Mrs. Lyndsell verschwand dann für längere Zeit aus England, um ihre schmale Rente in den verschiedenen Spielsälen des Kontinents aufzubessern, in denen sie eine der auffallendsten und umworbensten Erscheinungen wurde. Dort lernte sie auch den alternden Lord Shelley kennen, und der exzentrische Mann überraschte seine Familie und die Gesellschaft mit einem neuen Streich, indem er die schöne Mrs. Lyndsell kurzweg heiratete.

Sie zählte damals ungefähr dreißig Jahre, er einige fünfzig, und es gab in den Gesellschaftsrubriken der gesamten Presse wochenlang einen gewaltigen Aufruhr. Man ließ es Lady Shelley ziemlich deutlich fühlen, daß man sie nicht für voll nahm, aber sie setzte sich kühl darüber hinweg. Sie schuf sich einen eigenen Kreis, der allerdings nicht sehr glänzend und auch nicht ganz einwandfrei war, aber ihr genügte er, und Lord Shelley stand derart unter dem Einfluß seiner jungen Frau, daß auch er sich damit abfinden mußte.

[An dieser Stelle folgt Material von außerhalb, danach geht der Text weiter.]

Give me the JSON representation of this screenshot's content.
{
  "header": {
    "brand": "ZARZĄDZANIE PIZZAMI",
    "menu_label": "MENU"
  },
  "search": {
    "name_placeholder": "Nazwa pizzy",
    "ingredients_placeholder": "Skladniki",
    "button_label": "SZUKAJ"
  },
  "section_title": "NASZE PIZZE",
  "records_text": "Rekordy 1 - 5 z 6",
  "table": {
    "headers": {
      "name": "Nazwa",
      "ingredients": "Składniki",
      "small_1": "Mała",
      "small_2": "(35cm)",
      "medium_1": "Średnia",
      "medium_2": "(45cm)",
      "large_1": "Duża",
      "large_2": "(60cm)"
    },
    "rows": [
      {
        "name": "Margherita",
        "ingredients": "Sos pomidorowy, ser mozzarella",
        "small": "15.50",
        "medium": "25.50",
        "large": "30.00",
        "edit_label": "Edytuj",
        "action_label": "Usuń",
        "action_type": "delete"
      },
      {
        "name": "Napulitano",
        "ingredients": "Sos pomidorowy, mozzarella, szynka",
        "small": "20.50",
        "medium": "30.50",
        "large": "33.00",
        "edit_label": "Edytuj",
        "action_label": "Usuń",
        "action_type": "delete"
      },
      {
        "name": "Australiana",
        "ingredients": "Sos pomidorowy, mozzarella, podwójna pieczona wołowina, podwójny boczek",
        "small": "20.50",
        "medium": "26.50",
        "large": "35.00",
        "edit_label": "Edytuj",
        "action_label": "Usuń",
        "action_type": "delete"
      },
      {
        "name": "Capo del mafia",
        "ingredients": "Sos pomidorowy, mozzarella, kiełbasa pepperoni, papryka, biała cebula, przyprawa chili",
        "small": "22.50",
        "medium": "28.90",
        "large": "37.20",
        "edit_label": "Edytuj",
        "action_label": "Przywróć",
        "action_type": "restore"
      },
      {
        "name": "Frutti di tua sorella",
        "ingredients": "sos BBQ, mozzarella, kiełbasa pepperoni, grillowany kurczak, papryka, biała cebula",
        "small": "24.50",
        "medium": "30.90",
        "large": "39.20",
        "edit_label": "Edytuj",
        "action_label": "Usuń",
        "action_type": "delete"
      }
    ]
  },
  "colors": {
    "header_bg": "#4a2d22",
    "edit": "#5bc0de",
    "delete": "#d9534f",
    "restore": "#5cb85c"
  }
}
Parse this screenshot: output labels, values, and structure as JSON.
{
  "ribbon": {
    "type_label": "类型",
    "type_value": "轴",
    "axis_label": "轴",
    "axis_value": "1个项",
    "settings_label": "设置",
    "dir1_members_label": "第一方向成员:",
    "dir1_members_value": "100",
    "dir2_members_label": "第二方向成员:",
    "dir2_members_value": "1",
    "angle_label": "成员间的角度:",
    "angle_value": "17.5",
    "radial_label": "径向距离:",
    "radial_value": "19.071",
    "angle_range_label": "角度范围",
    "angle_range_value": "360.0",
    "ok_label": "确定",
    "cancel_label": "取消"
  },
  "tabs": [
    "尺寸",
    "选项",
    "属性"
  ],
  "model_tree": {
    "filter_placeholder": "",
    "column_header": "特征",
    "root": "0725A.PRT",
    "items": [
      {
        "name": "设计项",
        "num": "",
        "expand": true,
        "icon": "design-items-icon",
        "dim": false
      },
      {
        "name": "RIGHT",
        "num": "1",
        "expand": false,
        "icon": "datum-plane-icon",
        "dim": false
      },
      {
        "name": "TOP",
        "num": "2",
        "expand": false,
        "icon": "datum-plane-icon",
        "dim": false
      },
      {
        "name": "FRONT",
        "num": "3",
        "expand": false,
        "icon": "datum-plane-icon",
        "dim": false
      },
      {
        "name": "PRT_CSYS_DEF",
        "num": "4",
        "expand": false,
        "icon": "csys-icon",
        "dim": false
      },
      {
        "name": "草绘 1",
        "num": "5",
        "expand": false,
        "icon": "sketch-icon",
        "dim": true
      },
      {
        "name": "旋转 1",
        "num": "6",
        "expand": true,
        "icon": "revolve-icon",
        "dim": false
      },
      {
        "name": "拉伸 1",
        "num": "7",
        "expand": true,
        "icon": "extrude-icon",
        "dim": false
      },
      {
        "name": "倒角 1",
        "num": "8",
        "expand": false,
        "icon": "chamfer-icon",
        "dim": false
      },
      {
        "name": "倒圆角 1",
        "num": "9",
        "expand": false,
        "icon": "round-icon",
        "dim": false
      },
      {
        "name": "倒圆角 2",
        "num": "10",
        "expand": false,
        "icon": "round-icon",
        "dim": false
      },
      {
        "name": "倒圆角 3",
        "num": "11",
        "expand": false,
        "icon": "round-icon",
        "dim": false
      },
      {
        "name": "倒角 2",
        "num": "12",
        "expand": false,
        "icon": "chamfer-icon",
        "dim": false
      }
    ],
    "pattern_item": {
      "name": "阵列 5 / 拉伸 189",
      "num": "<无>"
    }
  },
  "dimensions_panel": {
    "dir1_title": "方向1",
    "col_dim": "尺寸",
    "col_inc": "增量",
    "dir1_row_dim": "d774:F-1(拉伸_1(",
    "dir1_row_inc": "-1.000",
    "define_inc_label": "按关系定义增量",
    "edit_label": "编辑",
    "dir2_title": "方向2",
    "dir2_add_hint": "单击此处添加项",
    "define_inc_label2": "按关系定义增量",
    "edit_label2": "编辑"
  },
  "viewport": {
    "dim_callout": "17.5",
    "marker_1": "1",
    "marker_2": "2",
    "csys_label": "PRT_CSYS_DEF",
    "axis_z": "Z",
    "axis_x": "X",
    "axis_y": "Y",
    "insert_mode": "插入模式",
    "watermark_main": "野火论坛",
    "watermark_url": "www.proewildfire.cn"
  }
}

Allmählich allerdings kam es aber doch zu ernsten Auseinandersetzungen, und vor etwa fünf Jahren war sogar das Gerücht in Umlauf gekommen, daß Lord Shelley allen Ernstes die Scheidung betreibe. Aber kaum einige Monate später zeigte er der etwas infam schmunzelnden Welt die Geburt eines Erben, des elften Earl of Shelley, an.

»Verdammt . . .!« entfuhr es dem schlummernden Murphy halblaut, als er mit seinen Erinnerungen so weit gekommen war, und seine plötzlich sehr munter blickenden Äuglein suchten unwillkürlich nach der hohen Gestalt von Mr. Aubrey Rayne. Er wußte nun mit einem Mal, wer dieser junge Mann war, der ihm soviel Kopfzerbrechen verursacht hatte. Er erinnerte sich genau der Bilder, die er vor einigen Jahren von ihm gesehen hatte, sowie der interessanten Bemerkungen, die darunter gestanden hatten, und er brannte darauf, Zeuge des Augenblicks zu sein, in dem Lady Shelley und dieser Bewohner von Spittering Farm einander begegnen würden.

Aber der elegante Mann war plötzlich spurlos verschwunden, und die Lady blickte aus der Ecke, in die sie sich mit ihrer Begleitung zurückgezogen hatte, kühl und etwas zerstreut auf die wogende Menschenmenge. Sie kannte viele der Anwesenden, empfand aber nicht das Bedürfnis, mit ihnen in Berührung zu kommen, und die eisige Miene, mit der sie hier und da einen Gruß erwiderte, schützte sie vor jeder Zudringlichkeit.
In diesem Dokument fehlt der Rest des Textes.